Structure and Properties of Star in Presence of Massive Dilaton Field: Nonlinear Models and Results
Dr. Michail Todorov
Department of Applied Mathematics and Computer Science
The Technical University of Sofia, Bulgaria
Monday, November 12
10:15 a.m. – 11:15 a.m.
Shelby Center 160
We numerically investigate a class of models of static spherically symmetric mixed stars in the scalar-tensor theory of gravity with a massive dilaton field. The proper mathematical model of such stars is interpreted as a nonlinear one- or two-parametric eigenvalue problem with free boundaries in respect to metric functions, the functions describing the fermionic and bosonic matter, the dilaton field, etc.

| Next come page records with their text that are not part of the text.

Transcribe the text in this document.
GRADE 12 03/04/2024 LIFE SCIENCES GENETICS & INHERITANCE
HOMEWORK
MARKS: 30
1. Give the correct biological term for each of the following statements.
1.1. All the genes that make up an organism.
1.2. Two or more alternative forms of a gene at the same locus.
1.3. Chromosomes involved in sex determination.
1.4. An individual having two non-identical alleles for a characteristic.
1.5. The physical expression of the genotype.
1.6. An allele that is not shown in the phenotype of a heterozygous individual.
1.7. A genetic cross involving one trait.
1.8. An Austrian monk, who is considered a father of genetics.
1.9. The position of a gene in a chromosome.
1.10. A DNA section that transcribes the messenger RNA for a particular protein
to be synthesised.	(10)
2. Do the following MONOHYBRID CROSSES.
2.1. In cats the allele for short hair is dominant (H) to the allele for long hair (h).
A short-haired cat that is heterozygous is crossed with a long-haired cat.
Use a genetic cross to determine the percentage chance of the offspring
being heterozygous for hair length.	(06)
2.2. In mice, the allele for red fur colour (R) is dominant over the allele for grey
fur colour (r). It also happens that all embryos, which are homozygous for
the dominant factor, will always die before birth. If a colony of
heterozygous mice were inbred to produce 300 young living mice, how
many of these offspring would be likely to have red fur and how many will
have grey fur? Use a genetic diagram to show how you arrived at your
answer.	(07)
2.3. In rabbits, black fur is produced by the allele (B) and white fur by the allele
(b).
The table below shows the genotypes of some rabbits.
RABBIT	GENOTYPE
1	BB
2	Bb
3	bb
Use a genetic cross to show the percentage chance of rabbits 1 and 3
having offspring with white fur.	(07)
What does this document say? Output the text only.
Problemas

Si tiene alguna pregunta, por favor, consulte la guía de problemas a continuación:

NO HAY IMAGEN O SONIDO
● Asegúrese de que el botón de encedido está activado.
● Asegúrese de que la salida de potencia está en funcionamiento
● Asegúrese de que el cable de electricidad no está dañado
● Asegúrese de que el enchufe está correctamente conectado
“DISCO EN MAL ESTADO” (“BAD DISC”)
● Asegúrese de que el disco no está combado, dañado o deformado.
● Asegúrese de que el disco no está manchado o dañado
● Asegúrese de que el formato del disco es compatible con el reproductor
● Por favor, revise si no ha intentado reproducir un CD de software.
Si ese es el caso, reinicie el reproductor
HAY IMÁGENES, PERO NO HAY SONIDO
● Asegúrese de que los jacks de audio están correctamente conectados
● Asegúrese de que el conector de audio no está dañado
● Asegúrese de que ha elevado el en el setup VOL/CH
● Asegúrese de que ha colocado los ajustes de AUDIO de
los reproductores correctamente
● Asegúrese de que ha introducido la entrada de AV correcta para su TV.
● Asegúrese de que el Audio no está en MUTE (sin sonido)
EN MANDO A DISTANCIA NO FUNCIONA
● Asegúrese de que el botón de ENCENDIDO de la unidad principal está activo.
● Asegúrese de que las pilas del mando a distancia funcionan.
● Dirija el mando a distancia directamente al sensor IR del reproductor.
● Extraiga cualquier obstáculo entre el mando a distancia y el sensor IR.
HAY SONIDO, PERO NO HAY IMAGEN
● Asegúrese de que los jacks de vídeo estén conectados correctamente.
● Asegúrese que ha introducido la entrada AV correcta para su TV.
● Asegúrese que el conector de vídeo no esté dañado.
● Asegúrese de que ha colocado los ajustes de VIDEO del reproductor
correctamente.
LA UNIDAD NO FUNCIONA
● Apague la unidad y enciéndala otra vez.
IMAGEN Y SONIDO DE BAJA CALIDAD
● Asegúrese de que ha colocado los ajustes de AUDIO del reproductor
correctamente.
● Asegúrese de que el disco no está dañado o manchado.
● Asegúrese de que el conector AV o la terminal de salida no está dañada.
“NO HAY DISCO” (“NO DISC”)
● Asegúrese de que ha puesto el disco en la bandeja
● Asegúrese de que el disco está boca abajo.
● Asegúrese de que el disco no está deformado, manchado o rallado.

A similar approach for the study of static and spherically symmetric charged and neutral black-hole solutions coupled to both Euler-Heisenberg and Born-Infeld types of nonlinear electrodynamics in scalar-tensor theories of gravity with a massive dilaton are implemented also. The Continuous Analogue of Newton Method (CANM) in multiparametric space to solve these problems is used. Information about the basic geometric functions and the functions describing the matter fields, which build the star is obtained. The numerical solutions show that the structure and properties of the stars in presence of a massive dilaton field essentially depend on its fermionic and bosonic components. The dilaton potentials allow many more black-hole causal structures than the massless dilaton, the
reason for which is the presence of the scalar field. We find that depending on the black-hole mass and charge and the dilaton mass, the black holes can have either one, two, or three horizons.